Tuesday, June 13, 2017

Clowning at the Snake Farm in Thailand


“Don’t let the cobras get ya!” Dougie Ashton counseled me in the Ringling Blue Unit clown alley prior to my leaving on a voluntary LDS mission to Thailand. Dougie had spent some time in Southeast Asia touring with his family’s circus back in the Sixties. “There’s nothing but snakes and dried fish in the whole darn place” was his assessment of Thailand. “Have your Mormonite boss transfer you to Darwin if you want the tropics -- I can set you up with some skirts that you can baptize over and over again!” He waggled his eyebrows at me, a la Groucho Marx.

“Get thee behind me,Satan!” I cried in disgust, backing out of the alley, and right smack into Rhubarb Bob, the Assistant Performance Director. His hatchet face was more dyspeptic-looking than usual as he wished me good luck on my proselyting endeavors. He was about the only one to do so. Even my parents, who were non-LDS, thought my volunteering for religious service was an insane waste of time. I obviously had been brain-washed into doing it. But since I was convinced it was the right thing to do, the die was cast -- I sent in my papers to Salt Lake and never looked back. Not even when I was assigned to Thailand -- a place I had never even heard of before.

I wouldn’t mind the dried fish, I told myself, but, like Indiana Jones, I had no love for snakes. To this day they make me feel uncomfortable, what with their cold lifeless eyes staring at me. Ugh!
Even when, in later years, I returned to Thailand to work as an English teacher, the sight of a snake slithering through one of the open classroom windows was enough to force me to send the children outside for an impromptu recess -- just so we cold all stampede out of the room at once.

I have detailed elsewhere how I was requested to bring along my slapstick trappings to do charity shows for the Thai Red Cross as part of my missionary calling. Soon after I arrived in Bangkok I was requested to do a show for the staff and guests at the Queen Saovabha Memorial Institute -- which sure sounded like a classy gig to me. The Institute, I was told, was part of the Queen’s Red Cross patronage. I’d come a long way, both figuratively and literally, since my days as a First of May who didn’t know a guy wire from an elephant tub. I took extra care with my makeup and costume that day -- trying to keep the clown white from melting off my face from the tropical heat and my clown blouse from showing deep sweat stains under the armpits.

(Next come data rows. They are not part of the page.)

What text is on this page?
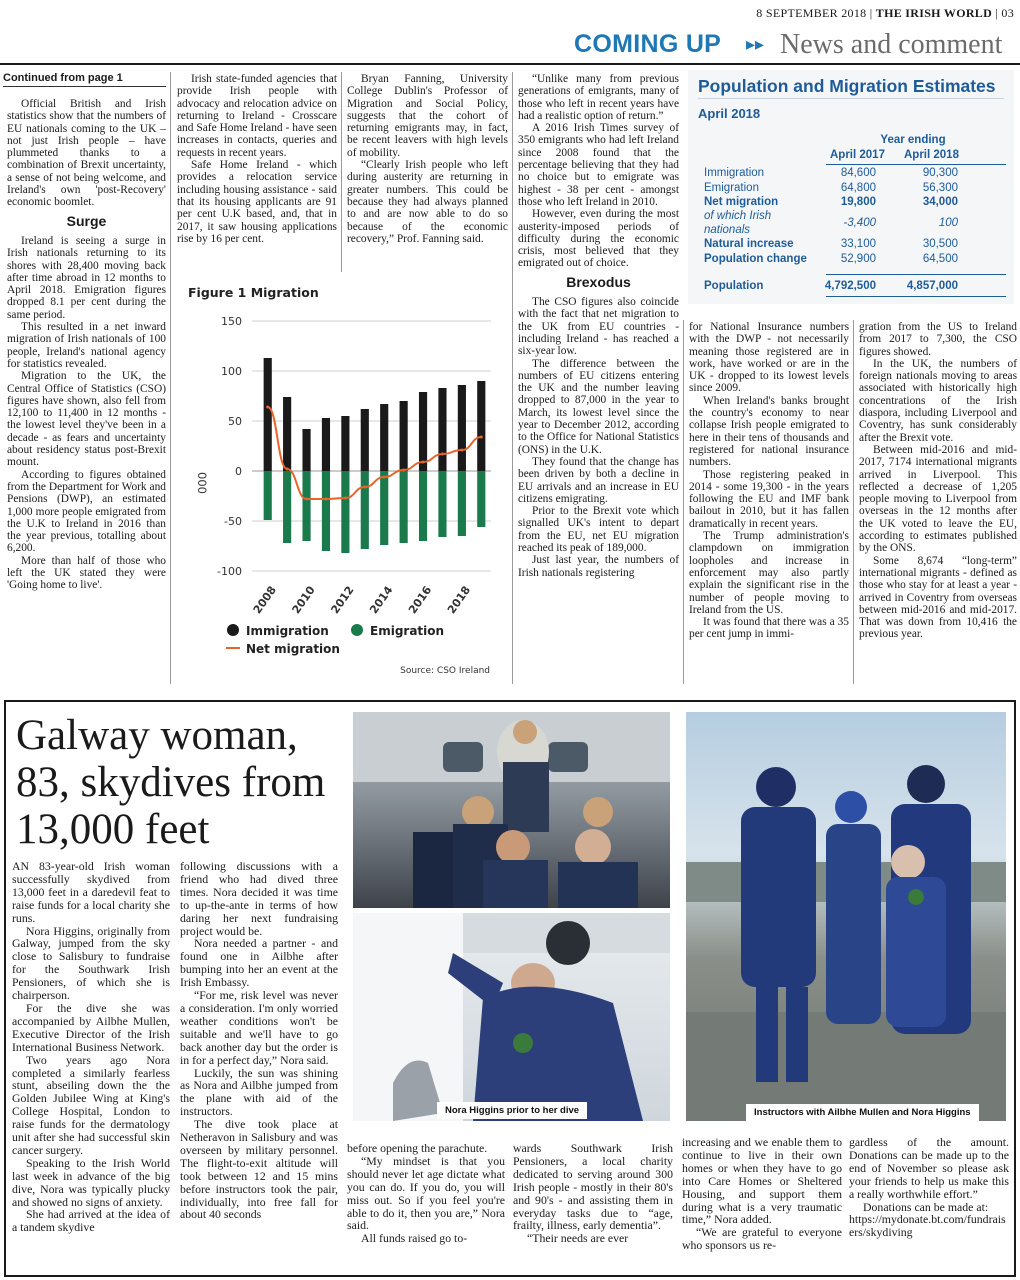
8 SEPTEMBER 2018 | THE IRISH WORLD | 03
COMING UP ▸▸ News and comment
Continued from page 1

Official British and Irish statistics show that the numbers of EU nationals coming to the UK – not just Irish people – have plummeted thanks to a combination of Brexit uncertainty, a sense of not being welcome, and Ireland's own 'post-Recovery' economic boomlet.

Surge

Ireland is seeing a surge in Irish nationals returning to its shores with 28,400 moving back after time abroad in 12 months to April 2018. Emigration figures dropped 8.1 per cent during the same period.

This resulted in a net inward migration of Irish nationals of 100 people, Ireland's national agency for statistics revealed.

Migration to the UK, the Central Office of Statistics (CSO) figures have shown, also fell from 12,100 to 11,400 in 12 months - the lowest level they've been in a decade - as fears and uncertainty about residency status post-Brexit mount.

According to figures obtained from the Department for Work and Pensions (DWP), an estimated 1,000 more people emigrated from the U.K to Ireland in 2016 than the year previous, totalling about 6,200.

More than half of those who left the UK stated they were 'Going home to live'.

Irish state-funded agencies that provide Irish people with advocacy and relocation advice on returning to Ireland - Crosscare and Safe Home Ireland - have seen increases in contacts, queries and requests in recent years.

Safe Home Ireland - which provides a relocation service including housing assistance - said that its housing applicants are 91 per cent U.K based, and, that in 2017, it saw housing applications rise by 16 per cent.

Bryan Fanning, University College Dublin's Professor of Migration and Social Policy, suggests that the cohort of returning emigrants may, in fact, be recent leavers with high levels of mobility.

“Clearly Irish people who left during austerity are returning in greater numbers. This could be because they had always planned to and are now able to do so because of the economic recovery,” Prof. Fanning said.

“Unlike many from previous generations of emigrants, many of those who left in recent years have had a realistic option of return.”

A 2016 Irish Times survey of 350 emigrants who had left Ireland since 2008 found that the percentage believing that they had no choice but to emigrate was highest - 38 per cent - amongst those who left Ireland in 2010.

However, even during the most austerity-imposed periods of difficulty during the economic crisis, most believed that they emigrated out of choice.

Brexodus

The CSO figures also coincide with the fact that net migration to the UK from EU countries - including Ireland - has reached a six-year low.

The difference between the numbers of EU citizens entering the UK and the number leaving dropped to 87,000 in the year to March, its lowest level since the year to December 2012, according to the Office for National Statistics (ONS) in the U.K.

They found that the change has been driven by both a decline in EU arrivals and an increase in EU citizens emigrating.

Prior to the Brexit vote which signalled UK's intent to depart from the EU, net EU migration reached its peak of 189,000.

Just last year, the numbers of Irish nationals registering

for National Insurance numbers with the DWP - not necessarily meaning those registered are in work, have worked or are in the UK - dropped to its lowest levels since 2009.

When Ireland's banks brought the country's economy to near collapse Irish people emigrated to here in their tens of thousands and registered for national insurance numbers.

Those registering peaked in 2014 - some 19,300 - in the years following the EU and IMF bank bailout in 2010, but it has fallen dramatically in recent years.

The Trump administration's clampdown on immigration loopholes and increase in enforcement may also partly explain the significant rise in the number of people moving to Ireland from the US.

It was found that there was a 35 per cent jump in immi-

gration from the US to Ireland from 2017 to 7,300, the CSO figures showed.

In the UK, the numbers of foreign nationals moving to areas associated with historically high concentrations of the Irish diaspora, including Liverpool and Coventry, has sunk considerably after the Brexit vote.

Between mid-2016 and mid-2017, 7174 international migrants arrived in Liverpool. This reflected a decrease of 1,205 people moving to Liverpool from overseas in the 12 months after the UK voted to leave the EU, according to estimates published by the ONS.

Some 8,674 “long-term” international migrants - defined as those who stay for at least a year - arrived in Coventry from overseas between mid-2016 and mid-2017. That was down from 10,416 the previous year.

Population and Migration Estimates
April 2018
Year ending
April 2017 April 2018
Immigration	84,600	90,300
Emigration	64,800	56,300
Net migration	19,800	34,000
of which Irish
nationals
-3,400	100
Natural increase	33,100	30,500
Population change	52,900	64,500
Population	4,792,500	4,857,000
Figure 1 Migration
150
100
50
0
-50
-100
2008 2010 2012 2014 2016 2018
000
Immigration	Emigration
Net migration
Source: CSO Ireland
Galway woman, 83, skydives from 13,000 feet

AN 83-year-old Irish woman successfully skydived from 13,000 feet in a daredevil feat to raise funds for a local charity she runs.

Nora Higgins, originally from Galway, jumped from the sky close to Salisbury to fundraise for the Southwark Irish Pensioners, of which she is chairperson.

For the dive she was accompanied by Ailbhe Mullen, Executive Director of the Irish International Business Network.

Two years ago Nora completed a similarly fearless stunt, abseiling down the the Golden Jubilee Wing at King's College Hospital, London to raise funds for the dermatology unit after she had successful skin cancer surgery.

Speaking to the Irish World last week in advance of the big dive, Nora was typically plucky and showed no signs of anxiety.

She had arrived at the idea of a tandem skydive

following discussions with a friend who had dived three times. Nora decided it was time to up-the-ante in terms of how daring her next fundraising project would be.

Nora needed a partner - and found one in Ailbhe after bumping into her an event at the Irish Embassy.

“For me, risk level was never a consideration. I'm only worried weather conditions won't be suitable and we'll have to go back another day but the order is in for a perfect day,” Nora said.

Luckily, the sun was shining as Nora and Ailbhe jumped from the plane with aid of the instructors.

The dive took place at Netheravon in Salisbury and was overseen by military personnel. The flight-to-exit altitude will took between 12 and 15 mins before instructors took the pair, individually, into free fall for about 40 seconds

before opening the parachute.

“My mindset is that you should never let age dictate what you can do. If you do, you will miss out. So if you feel you're able to do it, then you are,” Nora said.

All funds raised go to-

wards Southwark Irish Pensioners, a local charity dedicated to serving around 300 Irish people - mostly in their 80's and 90's - and assisting them in everyday tasks due to “age, frailty, illness, early dementia”.

“Their needs are ever

increasing and we enable them to continue to live in their own homes or when they have to go into Care Homes or Sheltered Housing, and support them during what is a very traumatic time,” Nora added.

“We are grateful to everyone who sponsors us re-

gardless of the amount. Donations can be made up to the end of November so please ask your friends to help us make this a really worthwhile effort.”

Donations can be made at:

https://mydonate.bt.com/fundraisers/skydiving

Nora Higgins prior to her dive	Instructors with Ailbhe Mullen and Nora Higgins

I powdered down with about a pound of Saint Luke’s Prickly Heat Powder.  


Imagine my horror, then, when I arrived at the Institute only to find out is was a big snake farm!  Too late, I was escorted past cages and pits filled with vipers and cobras and brightly colored coral snakes, while my palsied hands waved an unsteady greeting to the enthusiastic crowd that had gathered to see my show. A hastily constructed bamboo stage was set up in the courtyard, with a sea of clattering wooden folding chairs surrounding it.


All went well to begin with. My musical saw routine garnered big laughs and shouts of “Chayo!” (which loosely translated means ‘bravo.’) I tipped over in my folding chair a dozen times, nearly reducing it to kindling, to great applause. And I panicked ‘em with a solo rendition of ‘Bigger & Bigger.’  

But then a long piece of liana vine unfortunately blew onto the bamboo stage from a nearby seesiat tree -- which I mistook as some kind of python ready to strangle me. With a hoarse scream I scrambled away from it and toppled off the stage and into a koi pond. Thrashing around in an agonized panic, thinking I was about to be boarded by a sea snake, I set up squealing like a stuck pig -- which the crowd thought was a splendid finale to my performance. I received a standing ovation.

I was escorted from the Institute, a broken man, by the Director and some of his staff, and given a rousing sendoff as I crawled into a taxi back to my humble missionary apartment. My companion, Elder Seliger, who had no fear of snakes and no liking for clowns, told me I should keep the aquatic ending to my show from now on. My reply to his suggestion was not, strictly speaking, phrased in a very godly manner -- but it was certainly heartfelt!